Meanwhile, the MEP dollar -also valued with the Global 2030-, increased $3.9 or 1.4% to $288.13, while the gap with the wholesaler reached 111.6%.
This happened in a context in which the market began to show some signs of a certain impatience awaiting progress on the economic announcements made by the Minister of the Economy, Sergio Massa. Despite this, the Central Bank began to reverse the strong sales in the foreign exchange market for several days.
The Central Bank maintained this Friday the purchase position in the market and made a balance of US$5 million at the wheel. In this way, he accumulated almost US $ 145 million in the last seven days.
After posting its second rise in a row, pressured by sharp advances in financial exchange rates, the blue dollar rose $2 to close at $295, according to a field survey in the Black Market of Currencies.
Financial exchange rates bounced sharply again as investors continue to expect “sharp developments on economic imbalances,” market players commented. Many anticipate that the “super rate” would only act as a bridge to buy time in the implementation of the measures.
“Friendly news is expected for the market from the fiscal front and the accumulation of reserves, through a prompt implementation of measures, which may reflect short-term results,” a market operator told this medium.
Another source remarked that “no modifications have yet been made to the mechanism known as the ‘soybean dollar’, which has been unsuccessful in accelerating the commercialization of the harvest.” “It is said that improvements would be made, but it will be necessary to see if they are sufficient to accelerate the commercialization by the producers.”, he analyzed.
This week the first operations of the new mechanism to increase the flow of foreign currency by large agro-export firms were carried out.

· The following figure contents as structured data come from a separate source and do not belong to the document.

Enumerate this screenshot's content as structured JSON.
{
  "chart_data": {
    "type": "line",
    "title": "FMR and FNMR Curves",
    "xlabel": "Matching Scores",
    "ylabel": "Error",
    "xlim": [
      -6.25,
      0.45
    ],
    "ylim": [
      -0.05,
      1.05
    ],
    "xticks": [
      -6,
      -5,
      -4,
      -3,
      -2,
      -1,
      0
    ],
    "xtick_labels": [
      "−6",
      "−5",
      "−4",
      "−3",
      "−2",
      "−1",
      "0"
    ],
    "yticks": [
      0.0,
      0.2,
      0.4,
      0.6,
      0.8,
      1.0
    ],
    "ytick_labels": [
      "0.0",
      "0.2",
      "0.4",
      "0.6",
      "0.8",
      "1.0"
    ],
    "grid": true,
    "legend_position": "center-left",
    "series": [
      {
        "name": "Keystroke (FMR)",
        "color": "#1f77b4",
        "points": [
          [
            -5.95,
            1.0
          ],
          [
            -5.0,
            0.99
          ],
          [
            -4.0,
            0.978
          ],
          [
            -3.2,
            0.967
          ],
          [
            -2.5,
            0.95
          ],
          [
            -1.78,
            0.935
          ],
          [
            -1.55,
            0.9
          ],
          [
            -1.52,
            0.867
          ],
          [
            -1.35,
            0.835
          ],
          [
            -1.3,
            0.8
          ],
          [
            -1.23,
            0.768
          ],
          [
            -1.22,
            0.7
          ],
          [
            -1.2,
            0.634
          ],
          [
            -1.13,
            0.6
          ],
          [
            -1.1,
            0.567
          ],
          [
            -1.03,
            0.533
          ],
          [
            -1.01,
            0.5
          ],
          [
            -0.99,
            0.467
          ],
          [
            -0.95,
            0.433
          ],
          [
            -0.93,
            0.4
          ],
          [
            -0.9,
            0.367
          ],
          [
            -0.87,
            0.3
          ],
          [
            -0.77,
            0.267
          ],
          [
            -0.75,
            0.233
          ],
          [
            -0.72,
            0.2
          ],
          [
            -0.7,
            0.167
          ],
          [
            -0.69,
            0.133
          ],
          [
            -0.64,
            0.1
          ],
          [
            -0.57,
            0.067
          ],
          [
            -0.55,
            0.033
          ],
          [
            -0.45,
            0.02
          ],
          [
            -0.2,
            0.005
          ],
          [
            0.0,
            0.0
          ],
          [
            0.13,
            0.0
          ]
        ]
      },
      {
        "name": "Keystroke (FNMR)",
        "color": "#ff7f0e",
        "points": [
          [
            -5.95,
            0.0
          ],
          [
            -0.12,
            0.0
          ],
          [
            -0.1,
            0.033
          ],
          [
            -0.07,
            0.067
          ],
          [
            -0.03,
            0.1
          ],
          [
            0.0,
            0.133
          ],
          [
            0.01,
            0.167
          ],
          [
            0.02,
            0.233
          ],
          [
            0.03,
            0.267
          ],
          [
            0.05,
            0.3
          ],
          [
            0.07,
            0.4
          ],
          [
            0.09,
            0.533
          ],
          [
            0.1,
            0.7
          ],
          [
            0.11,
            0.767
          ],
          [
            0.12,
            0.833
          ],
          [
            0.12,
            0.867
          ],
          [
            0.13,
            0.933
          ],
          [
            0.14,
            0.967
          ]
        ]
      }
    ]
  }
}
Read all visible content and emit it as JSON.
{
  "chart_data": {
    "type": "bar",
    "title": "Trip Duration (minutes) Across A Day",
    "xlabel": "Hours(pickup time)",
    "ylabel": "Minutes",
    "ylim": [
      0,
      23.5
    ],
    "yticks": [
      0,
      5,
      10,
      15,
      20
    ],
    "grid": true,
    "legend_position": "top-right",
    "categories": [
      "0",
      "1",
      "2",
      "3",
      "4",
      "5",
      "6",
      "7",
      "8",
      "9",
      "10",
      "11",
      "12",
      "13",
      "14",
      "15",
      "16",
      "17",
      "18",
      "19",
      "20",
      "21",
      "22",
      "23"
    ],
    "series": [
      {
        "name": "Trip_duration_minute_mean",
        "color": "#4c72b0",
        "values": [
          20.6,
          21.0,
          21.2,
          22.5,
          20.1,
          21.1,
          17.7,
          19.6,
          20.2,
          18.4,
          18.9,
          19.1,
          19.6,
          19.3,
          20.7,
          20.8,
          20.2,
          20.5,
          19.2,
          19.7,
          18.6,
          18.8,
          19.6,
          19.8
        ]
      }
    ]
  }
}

Although the amounts involved were not known, from the chamber that brings together grain and oil exporters (CIARA-CEC) they reported that the first operations of special accounts and correspondents in dollars for pre-financing and advances based on the latest Central Bank circulars have had a positive balance.
On the other hand, analysts linked the sharp rise in the CCL to the liquidation of a bond in pesos at a fixed rate, issued by the Macrista administration, which was held by foreign investors.
“In recent days, the sale movement of TO26 was noted, which is a bond in pesos that is generally placed with foreign investors. Every time it moves a lot, there ends up being a jump in the exchange rate. They are investors who leave that bond to go for the cash dollar with liquidation. We are seeing those sales that occurred in the last 48 hours and that end today putting pressure on the CCL“, said to Ambit the financial analyst Christian Butler.
In this framework, the savings dollar or solidarity dollar-which includes 30% of the PAÍS tax and the deductible 35% of Income Tax and Personal Assets- increased $1.11 or 0.5% to $236.05. For its part, the tourist dollar or card -retail plus COUNTRY Tax, and a perception of 45% deductible from Income Tax and Personal Assets- advanced $1.17 0.5% at $250.36.